Por fim, César, o ex-conselheiro, também acrescenta a alta rotatividade na Secretaria de Saúde como um fator que contribui para esse cenário. “Foram cinco secretários de saúde em quatro anos. A saúde não tem como se desenvolver. Essa troca frequente na administração e a divisão de horário prejudicaram imensamente”, finaliza.
Prefeitura esclarece questionamentos de usuários
Em meio às críticas, durante a apuração, a reportagem também ouviu relatos de usuários que conseguiram agendar consultas e realizar procedimentos necessários, apesar dos desafios conhecidos. Para eles, a UBS cumpre seu papel de porta de entrada do sistema de saúde, oferecendo o suporte necessário para suas demandas.
“A de Benfica melhorou depois da reforma, antes era mais difícil conseguir atendimento”, “Fiz todo meu acompanhamento do pré-natal e agora meu filho está conseguindo consultar aqui também” e “Apesar de demorar um pouco, principalmente os exames, o atendimento é bom” foram relatos escutados pelo jornal.

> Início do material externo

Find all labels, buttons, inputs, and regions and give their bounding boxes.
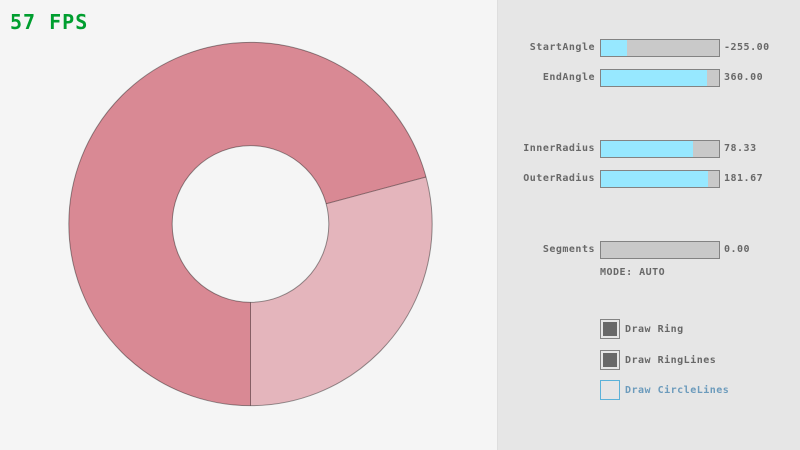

Em nota enviada à Tribuna, a Prefeitura de Juiz de Fora (PJF) esclareceu questões levantadas sobre o funcionamento das Unidades Básicas de Saúde do município. Entre os pontos abordados estão o abastecimento de vacinas contra a Covid-19, a presença de vigias e porteiros, filas nos atendimentos e contratação de profissionais.
Vacinação contra a Covid-19
A PJF informou que não há desabastecimento de vacinas contra a Covid-19 para crianças menores de 5 anos e público maior de 12 anos. No entanto, alerta para a baixa quantidade recebida para a faixa etária de 5 a 11 anos. Em 17 de julho, foram entregues apenas 216 doses, número considerado significativamente inferior ao solicitado ao Governo do Estado, segundo a Administração municipal.

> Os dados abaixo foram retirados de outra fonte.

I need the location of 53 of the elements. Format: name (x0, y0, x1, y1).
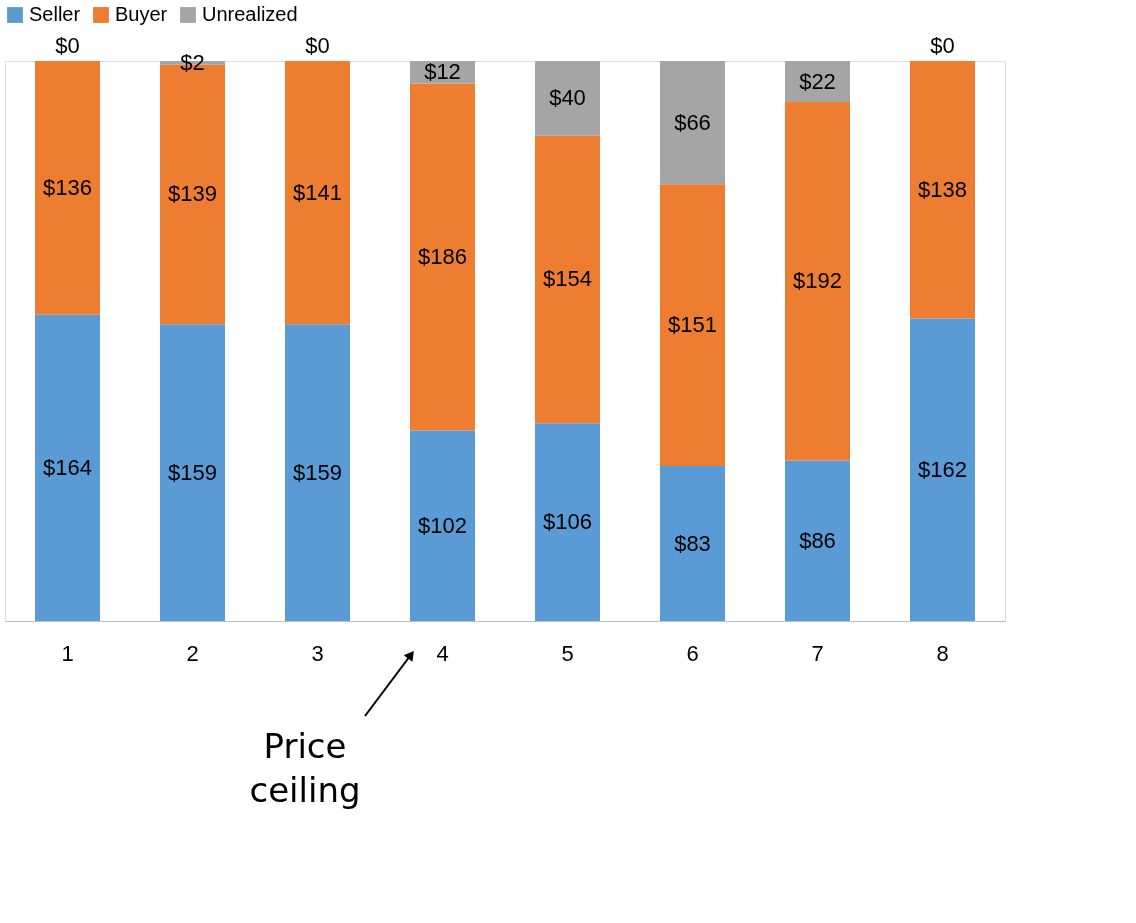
data-label: $102 (418, 512, 467, 538)
data-label: $40 (549, 85, 586, 111)
x-tick-label: 5 (561, 640, 574, 666)
bar (785, 102, 850, 461)
bar (910, 318, 975, 621)
bar (660, 61, 725, 185)
data-label: $136 (43, 174, 92, 200)
data-label: $138 (918, 176, 967, 202)
data-label: $106 (543, 509, 592, 535)
data-label: $12 (424, 59, 461, 85)
data-label: $159 (293, 459, 342, 485)
data-label: $0 (930, 33, 955, 58)
bar (785, 460, 850, 621)
bar (160, 324, 225, 621)
data-label: $186 (418, 244, 467, 269)
data-label: $164 (43, 454, 92, 480)
data-label: $0 (55, 33, 80, 58)
x-tick-label: 4 (436, 640, 449, 666)
bar (35, 61, 100, 315)
bar (285, 61, 350, 325)
data-label: $151 (668, 312, 717, 338)
legend-label: Buyer (115, 3, 168, 25)
data-label: $192 (793, 268, 842, 294)
x-tick-label: 8 (936, 640, 949, 666)
legend-label: Unrealized (202, 3, 298, 25)
data-label: $162 (918, 456, 967, 482)
data-label: $2 (180, 49, 205, 75)
data-label: $159 (168, 459, 217, 485)
data-label: $154 (543, 266, 592, 292)
data-label: $86 (799, 527, 836, 553)
bar (410, 83, 475, 431)
text: Price ceiling (249, 726, 361, 810)
bar (410, 430, 475, 621)
x-tick-label: 6 (686, 640, 699, 666)
bar (35, 314, 100, 621)
bar (535, 135, 600, 424)
bar (535, 61, 600, 136)
x-tick-label: 1 (61, 640, 74, 666)
bar (660, 184, 725, 467)
x-tick-label: 3 (311, 640, 324, 666)
data-label: $66 (674, 109, 711, 135)
bar (910, 61, 975, 319)
x-tick-label: 2 (186, 640, 199, 666)
data-label: $22 (799, 68, 836, 94)
data-label: $0 (305, 33, 330, 58)
x-tick-label: 7 (811, 640, 824, 666)
bar (660, 466, 725, 621)
bar (285, 324, 350, 621)
legend-label: Seller (29, 3, 81, 25)
data-label: $141 (293, 179, 342, 205)
bar (535, 423, 600, 621)
data-label: $139 (168, 181, 217, 207)
data-label: $83 (674, 530, 711, 556)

Presença de vigias e porteiros
Sobre a informação do fim do contrato dos vigias e porteiros nas UBSs, a Prefeitura informou que a Sllicon, empresa responsável pelo serviço, negou que o contrato tenha sido encerrado no dia 25 de julho sem renovação. A empresa Prestar foi substituída pela TR2, e a prestação dos serviços continua normalmente.
Filas nas UBSs
Sobre as filas nas UBSs, a Prefeitura afirmou que não é necessário que os usuários cheguem de madrugada para garantir atendimento. As fichas começam a ser distribuídas a partir das 7h, momento em que também é iniciado o agendamento das consultas eletivas para ambos os turnos e realizado o atendimento espontâneo. A PJF disse que nenhum paciente deixa a unidade sem acolhimento, destacando que todos são ouvidos em consultório e orientados conforme sua necessidade. A recomendação é que usuários com demandas espontâneas, relacionadas a situações agudas, procurem a UBS de referência territorial no turno em que sua equipe do Programa Saúde da Família (PSF) estiver disponível.
Atendimento odontológico
A nota esclarece ainda que o atendimento odontológico das UBSs dos bairros São Pedro e Santos Dumont está sendo realizado no Centro de Especialidades Odontológicas (CEO), localizado junto à UPA Oeste.
Territorialização e contratações
A Prefeitura também abordou as reclamações relativas à redução no número de atendimentos, associadas à configuração das consultas por áreas geográficas implantada no ano passado. Segundo a nota, a Portaria de Territorialização, vigente desde 2015, está em processo de revisão, com novos estudos para atualizar as distribuições geográficas. A nova portaria deve ser divulgada em breve.
Sobre a falta de médicos e enfermeiros, a Prefeitura esclarece que realiza processos seletivos periódicos para contratações temporárias. Essas substituições seguem uma lógica anual, conforme as vagas disponíveis e as equipes do PSF. Caso uma unidade fique temporariamente sem profissionais, isso não caracteriza desassistência, já que as equipes atuam de maneira complementar. A nota destaca ainda que dificuldades nas contratações também estão ligadas à baixa adesão dos profissionais aos editais disponibilizados.